Sunumunda İstiklal Marşı’nın kaleme alındığı süreç ve koşulları değerlendiren Doç. Dr. Sabahattin Çağın, “Dünya Savaşı ile birlikte ülkenin düşmanlar tarafından işgal edilmesi toplumda büyük bir yıpranmaya yol açıyor. Dönemin gazete ve dergilerinde şiddetli protesto yazıları yazılırken, ülkenin çeşitli şehirlerinde de protesto mitingleri yapılıyor. Mehmet Akif Ersoy, o güne kadar toplumla daima iç içe olmuş bir şair olduğundan, vatanın işgali karşısında sessiz kalmıyor. Mehmet Akif, Ankara’ya giderek Milli Mücadele’nin saflarına katılıyor. O günlerde Kurtuluş Savaşı’nı başlatan Ankara Hükümetinin yayın organı olan Hâkimiyet-i Milliye’de ‘Türk şairlerinin nazar-ı dikkatine’ başlıklı bir ilan yayınlanıyor. Bu ilanda Türklerin bir milli marşının olmadığı, bu milli marşı oluşturmak için bir yarışma açıldığı ve kazanana 500 lira ödül verileceği yazılıyor. Yarışmanın tek bir şartı, şiirin Milli Mücadelenin ruhuna uygunluğu oluyor. İlanın ardından 724 şiir yarışmaya katılıyor ve bunların içinden bir seçme yapılıyor. Ön elemeyi 24 şiir geçiyor. Ancak ne yazık ki ilandaki tek şartı karşılayan bir şiir bulunmuyor” dedi.

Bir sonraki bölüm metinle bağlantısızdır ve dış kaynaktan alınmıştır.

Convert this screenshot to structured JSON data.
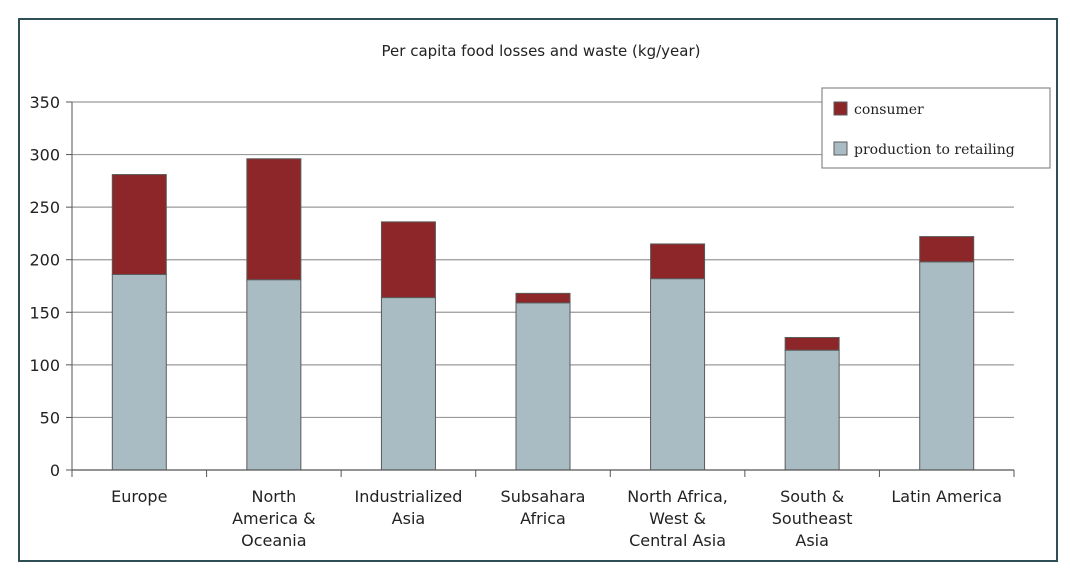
{
  "chart_data": {
    "type": "bar",
    "stacked": true,
    "title": "Per capita food losses and waste (kg/year)",
    "xlabel": "",
    "ylabel": "",
    "ylim": [
      0,
      350
    ],
    "yticks": [
      0,
      50,
      100,
      150,
      200,
      250,
      300,
      350
    ],
    "grid": true,
    "legend_position": "top-right",
    "categories": [
      [
        "Europe"
      ],
      [
        "North",
        "America &",
        "Oceania"
      ],
      [
        "Industrialized",
        "Asia"
      ],
      [
        "Subsahara",
        "Africa"
      ],
      [
        "North Africa,",
        "West &",
        "Central Asia"
      ],
      [
        "South &",
        "Southeast",
        "Asia"
      ],
      [
        "Latin America"
      ]
    ],
    "series": [
      {
        "name": "production to retailing",
        "color": "#a9bcc4",
        "values": [
          186,
          181,
          164,
          159,
          182,
          114,
          198
        ]
      },
      {
        "name": "consumer",
        "color": "#8c2628",
        "values": [
          95,
          115,
          72,
          9,
          33,
          12,
          24
        ]
      }
    ],
    "legend_order": [
      "consumer",
      "production to retailing"
    ]
  }
}
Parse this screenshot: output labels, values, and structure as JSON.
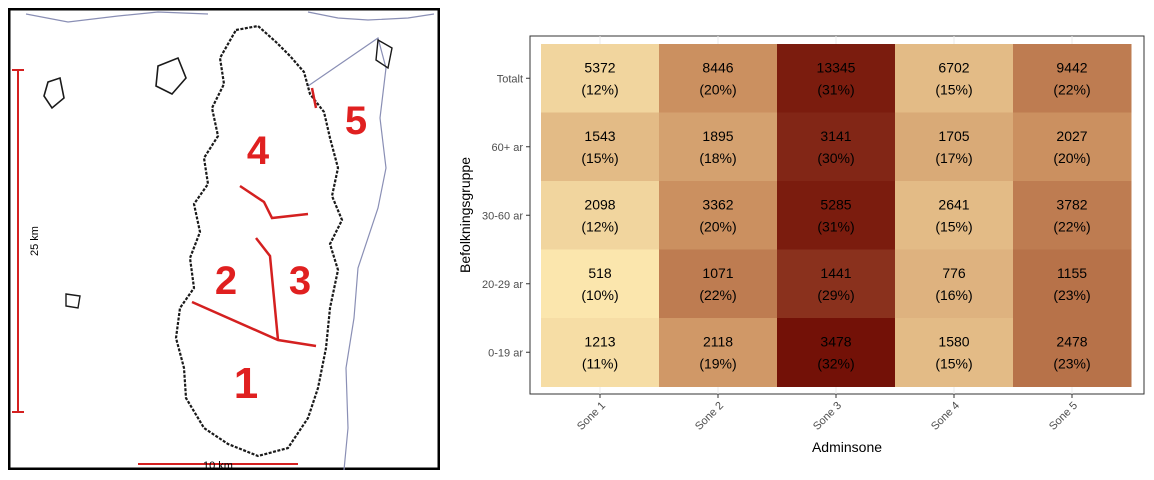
{
  "map": {
    "zones": [
      {
        "label": "1",
        "name": "Sone 1"
      },
      {
        "label": "2",
        "name": "Sone 2"
      },
      {
        "label": "3",
        "name": "Sone 3"
      },
      {
        "label": "4",
        "name": "Sone 4"
      },
      {
        "label": "5",
        "name": "Sone 5"
      }
    ],
    "scale_vertical_label": "25 km",
    "scale_horizontal_label": "10 km",
    "zone_label_color": "#e02020"
  },
  "chart_data": {
    "type": "heatmap",
    "xlabel": "Adminsone",
    "ylabel": "Befolkningsgruppe",
    "x_categories": [
      "Sone 1",
      "Sone 2",
      "Sone 3",
      "Sone 4",
      "Sone 5"
    ],
    "y_categories": [
      "Totalt",
      "60+ ar",
      "30-60 ar",
      "20-29 ar",
      "0-19 ar"
    ],
    "values": [
      [
        5372,
        8446,
        13345,
        6702,
        9442
      ],
      [
        1543,
        1895,
        3141,
        1705,
        2027
      ],
      [
        2098,
        3362,
        5285,
        2641,
        3782
      ],
      [
        518,
        1071,
        1441,
        776,
        1155
      ],
      [
        1213,
        2118,
        3478,
        1580,
        2478
      ]
    ],
    "percent_labels": [
      [
        "(12%)",
        "(20%)",
        "(31%)",
        "(15%)",
        "(22%)"
      ],
      [
        "(15%)",
        "(18%)",
        "(30%)",
        "(17%)",
        "(20%)"
      ],
      [
        "(12%)",
        "(20%)",
        "(31%)",
        "(15%)",
        "(22%)"
      ],
      [
        "(10%)",
        "(22%)",
        "(29%)",
        "(16%)",
        "(23%)"
      ],
      [
        "(11%)",
        "(19%)",
        "(32%)",
        "(15%)",
        "(23%)"
      ]
    ],
    "percent_values": [
      [
        12,
        20,
        31,
        15,
        22
      ],
      [
        15,
        18,
        30,
        17,
        20
      ],
      [
        12,
        20,
        31,
        15,
        22
      ],
      [
        10,
        22,
        29,
        16,
        23
      ],
      [
        11,
        19,
        32,
        15,
        23
      ]
    ],
    "color_scale": {
      "low": "#fbe6ad",
      "mid": "#c68758",
      "high": "#731107",
      "min": 10,
      "max": 32
    },
    "grid": true,
    "legend": "none"
  }
}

Şiirler milletvekillerine sunulduğunda İstiklal Marşı’nın büyük alkışlarla karşılandığını vurgulayan Doç. Dr. Çağın, “Dönemin Milli Eğitim Bakanı Hamdullah Suphi Tanrıöver, Mehmet Akif’in yakın arkadaşı Balıkesir Milletvekili Hasan Basri Çantay’a, Akif’in bu yarışmaya neden katılmadığını soruyor. Hasan Basri, Akif Bey’in müsabaka şeklini ve ikramiyeyi kabul etmediği cevabını alıyor. Bunun üzerine Hamdullah Suphi, bir yazı yazarak Hasan Basri aracılığıyla Akif’e gönderiyor. Burada marşı yazmasını, gerekirse ikramiyeyi başka bir şekilde değerlendireceklerini söylüyor. Ardından Akif bu şiiri yazmaya başlıyor. Nihayet şiir bitiyor ve Edebi Komisyon Mehmet Akif’in şiiriyle beraber 7 şiir seçiyor. Şiirler basılı olarak Türkiye Büyük Millet Meclisi’ndeki milletvekillilerine sunuluyor. 1 Mart 1921 tarihinde Mustafa Kemal’in başkanlığını yaptığı bir oturumda Hasan Basri ve Abdullah Suphi’nin İstiklal Marşı ile ilgili önergeleri görüşülüyor. Abdullah Suphi kendi oyunun Akif’in şiirinden yana olduğunu söyleyerek, şiiri okuyor. Şiiri okurken her dörtlüğü şiddetli alkışlar alıyor. Ardından 12 Mart 1921’de Akif’in şiirinin büyük bir çoğunlukla milli marş olarak kabul edildiği görülüyor. Akif’in bu yarışmadan kazandığı 500 liralık ödül ise, savaşta eşlerini kaybetmiş kadınlara ve çocuklara meslek öğretmek üzere kurulmuş olan bir derneğe bağışlanıyor” diye konuştu. Çağın, konuşmasının sonunda İstiklal Marşı içinde tespit ettiği “Geleceğe Duyulan Ümit”, “Bağımsızlık/İstiklal”, “Kahramanlık/Cesaret”, “Din”, “Şehadet”, “Vatan” ve “İman” gibi kavramları örneklerle açıkladı.